NbCl2(pyridine)4 provides a practical gateway into niobium(II) chemistry, a very rare oxidation state for the element. It can be synthesized via reduction according to the procedure of Cotton and Murillo.[1]
Procedure: Rigorous exclusion of air and moisture are required. In the glovebox, a 50 mL round bottom flask was charged with a THF/pyridine mixture (15:1, 16mL). To the mixture were added, with stirring, KC8 (0.214g, 1.58mmol) and NbCl4(thf)2 (0.30g, 0.79mmol), which led to an immediate color change from yellow to royal blue. After stirring for 2h at room temperature, the mixture was filtered through celite to remove insoluble materials (see note), and transferred into a separate round bottom flask into a swivel frit apparatus. After attaching the setup to a vacuum line, solvent was removed in vacuo and pentane (30mL) subsequently added. The product was filtered and dried in vacuo to yield a blue powder. Authors report a 0.23g, 61% yield. Product could be recrystallized from diethyl ether with a few drops of pyridine at -40degC.
Notes:
- THF and pyridine should be dried (molecular sieves) prior to use. KC8 can be prepared via the following procedure.

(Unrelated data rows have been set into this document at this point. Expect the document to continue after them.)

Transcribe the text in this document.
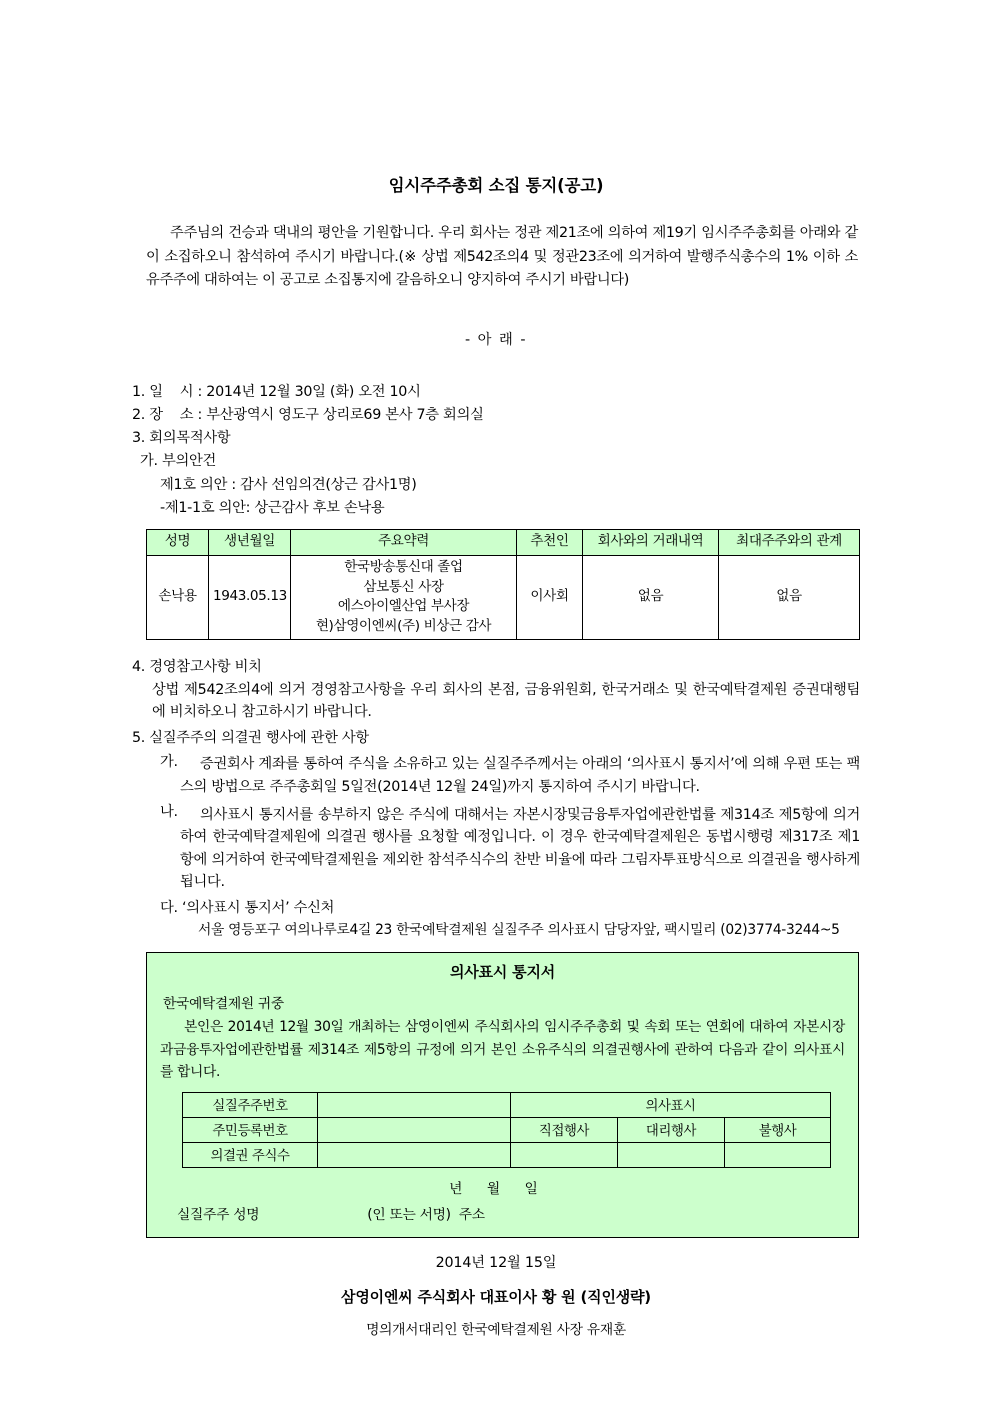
임시주주총회 소집 통지(공고)

주주님의 건승과 댁내의 평안을 기원합니다. 우리 회사는 정관 제21조에 의하여 제19기 임시주주총회를 아래와 같이 소집하오니 참석하여 주시기 바랍니다.(※ 상법 제542조의4 및 정관23조에 의거하여 발행주식총수의 1% 이하 소유주주에 대하여는 이 공고로 소집통지에 갈음하오니 양지하여 주시기 바랍니다)

- 아 래 -
1. 일    시 : 2014년 12월 30일 (화) 오전 10시
2. 장    소 : 부산광역시 영도구 상리로69 본사 7층 회의실
3. 회의목적사항
가. 부의안건
제1호 의안 : 감사 선임의견(상근 감사1명)
-제1-1호 의안: 상근감사 후보 손낙용
성명	생년월일	주요약력	추천인	회사와의 거래내역	최대주주와의 관계
손낙용	1943.05.13	한국방송통신대 졸업
삼보통신 사장
에스아이엘산업 부사장
현)삼영이엔씨(주) 비상근 감사	이사회	없음	없음
4. 경영참고사항 비치
상법 제542조의4에 의거 경영참고사항을 우리 회사의 본점, 금융위원회, 한국거래소 및 한국예탁결제원 증권대행팀에 비치하오니 참고하시기 바랍니다.
5. 실질주주의 의결권 행사에 관한 사항
가.	증권회사 계좌를 통하여 주식을 소유하고 있는 실질주주께서는 아래의 ‘의사표시 통지서’에 의해 우편 또는 팩스의 방법으로 주주총회일 5일전(2014년 12월 24일)까지 통지하여 주시기 바랍니다.
나.	의사표시 통지서를 송부하지 않은 주식에 대해서는 자본시장및금융투자업에관한법률 제314조 제5항에 의거하여 한국예탁결제원에 의결권 행사를 요청할 예정입니다. 이 경우 한국예탁결제원은 동법시행령 제317조 제1항에 의거하여 한국예탁결제원을 제외한 참석주식수의 찬반 비율에 따라 그림자투표방식으로 의결권을 행사하게 됩니다.
다. ‘의사표시 통지서’ 수신처
서울 영등포구 여의나루로4길 23 한국예탁결제원 실질주주 의사표시 담당자앞, 팩시밀리 (02)3774-3244~5
의사표시 통지서
한국예탁결제원 귀중
본인은 2014년 12월 30일 개최하는 삼영이엔씨 주식회사의 임시주주총회 및 속회 또는 연회에 대하여 자본시장과금융투자업에관한법률 제314조 제5항의 규정에 의거 본인 소유주식의 의결권행사에 관하여 다음과 같이 의사표시를 합니다.
실질주주번호		의사표시		
주민등록번호		직접행사	대리행사	불행사
의결권 주식수				
년 월 일
실질주주 성명	(인 또는 서명) 주소
2014년 12월 15일
삼영이엔씨 주식회사 대표이사 황 원 (직인생략)
명의개서대리인 한국예탁결제원 사장 유재훈
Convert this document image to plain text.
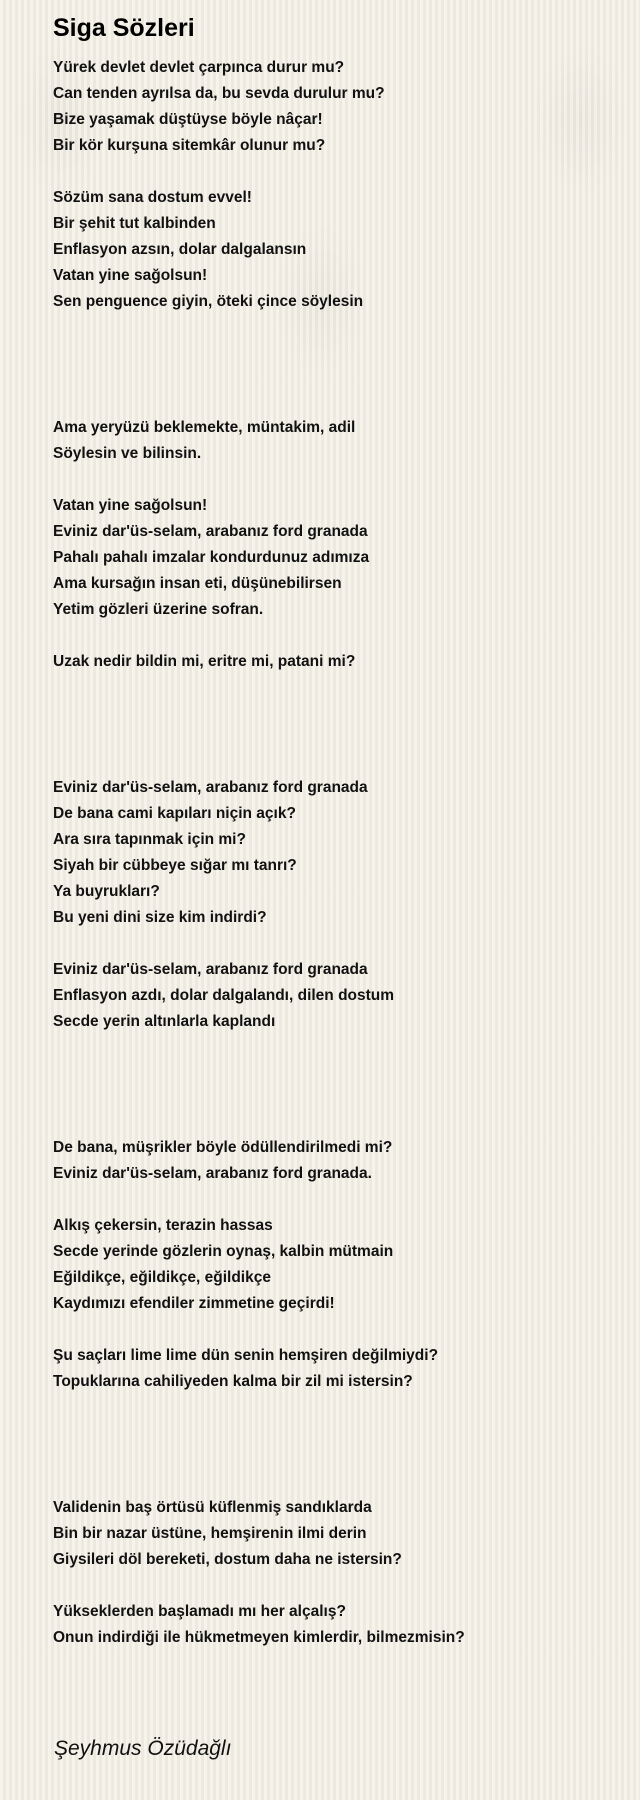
Siga Sözleri
Yürek devlet devlet çarpınca durur mu?
Can tenden ayrılsa da, bu sevda durulur mu?
Bize yaşamak düştüyse böyle nâçar!
Bir kör kurşuna sitemkâr olunur mu?
Sözüm sana dostum evvel!
Bir şehit tut kalbinden
Enflasyon azsın, dolar dalgalansın
Vatan yine sağolsun!
Sen penguence giyin, öteki çince söylesin
Ama yeryüzü beklemekte, müntakim, adil
Söylesin ve bilinsin.
Vatan yine sağolsun!
Eviniz dar'üs-selam, arabanız ford granada
Pahalı pahalı imzalar kondurdunuz adımıza
Ama kursağın insan eti, düşünebilirsen
Yetim gözleri üzerine sofran.
Uzak nedir bildin mi, eritre mi, patani mi?
Eviniz dar'üs-selam, arabanız ford granada
De bana cami kapıları niçin açık?
Ara sıra tapınmak için mi?
Siyah bir cübbeye sığar mı tanrı?
Ya buyrukları?
Bu yeni dini size kim indirdi?
Eviniz dar'üs-selam, arabanız ford granada
Enflasyon azdı, dolar dalgalandı, dilen dostum
Secde yerin altınlarla kaplandı
De bana, müşrikler böyle ödüllendirilmedi mi?
Eviniz dar'üs-selam, arabanız ford granada.
Alkış çekersin, terazin hassas
Secde yerinde gözlerin oynaş, kalbin mütmain
Eğildikçe, eğildikçe, eğildikçe
Kaydımızı efendiler zimmetine geçirdi!
Şu saçları lime lime dün senin hemşiren değilmiydi?
Topuklarına cahiliyeden kalma bir zil mi istersin?
Validenin baş örtüsü küflenmiş sandıklarda
Bin bir nazar üstüne, hemşirenin ilmi derin
Giysileri döl bereketi, dostum daha ne istersin?
Yükseklerden başlamadı mı her alçalış?
Onun indirdiği ile hükmetmeyen kimlerdir, bilmezmisin?
Şeyhmus Özüdağlı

- Prior addition of pyridine to the reaction is essential for its success. Without it, the formed niobium(II) species is too reactive and will form “unidentified niobium-containing solids”. It is possible that pyridine coordination prevents the niobium(II) from getting further reduced into its metallic form
- Product was found to form three different polymorphs depending on the crystallization conditions used.
- Low-valent niobium chemistry is very underexplored and only a handful of examples ranging from Nb(II-0) are known.[2-7] These compounds were mostly reported in the 1990s and seem to have lost interest at the turn of the century.
[1] Araya, M. A.; Cotton, F. A.; Matonic, J. H.; Murillo, C. A. Inorg. Chem. 1995, 34, 5424-5428.
[2] Green, M. L. H.; O’Hare, D.; Watkin, J. G. J. Chem. Soc., Chem. Commun. 1989, 698-701.
[3] a) Calderazzo, F.; Pampaloni, G.; Rocchi, L.; Strähle, J.; Wurst, K. Angew. Chem. Int. Ed. 1991, 30, 1, 102-103. b) Calderazzo, F.; Pampaloni, G.; J. Organomet. Chem. 1995, 500, 47-60. c) Calderazzo, F.; Gingl, F.; Pampaloni, G.; Rocchi, L.; Strähle, J. Chem. Ber. 1992, 125, 5, 1005-1010.
[4] Clark, D. L.; Gordon, J. C.; McFarlan, J. T.; Vincent-Hollis, R. L.; Watkin, J. G.; Zwick, B. D. Inorg. Chim. Acta, 1996, 244, 2, 269-272.
[5] Cotton, F. A.; Matonic, J. H.; Murillo, C. A. J. Am. Chem. Soc. 1997, 119, 33, 7889-7890.
[6] Kucera, B. E.; Roberts, C. J.; Young, V. G.; Brennessel, W. W.; Ellis, J. E. Acta Cryst. C 2019, 75, 9, 1259-1265.
[7] Unkrig, W.; Zhe, F.; Tamim, R.; Oesten, F.; Kratzert, D.; Krossing, I. Chem. Eur. J. 2020, 27, 2, 758-765.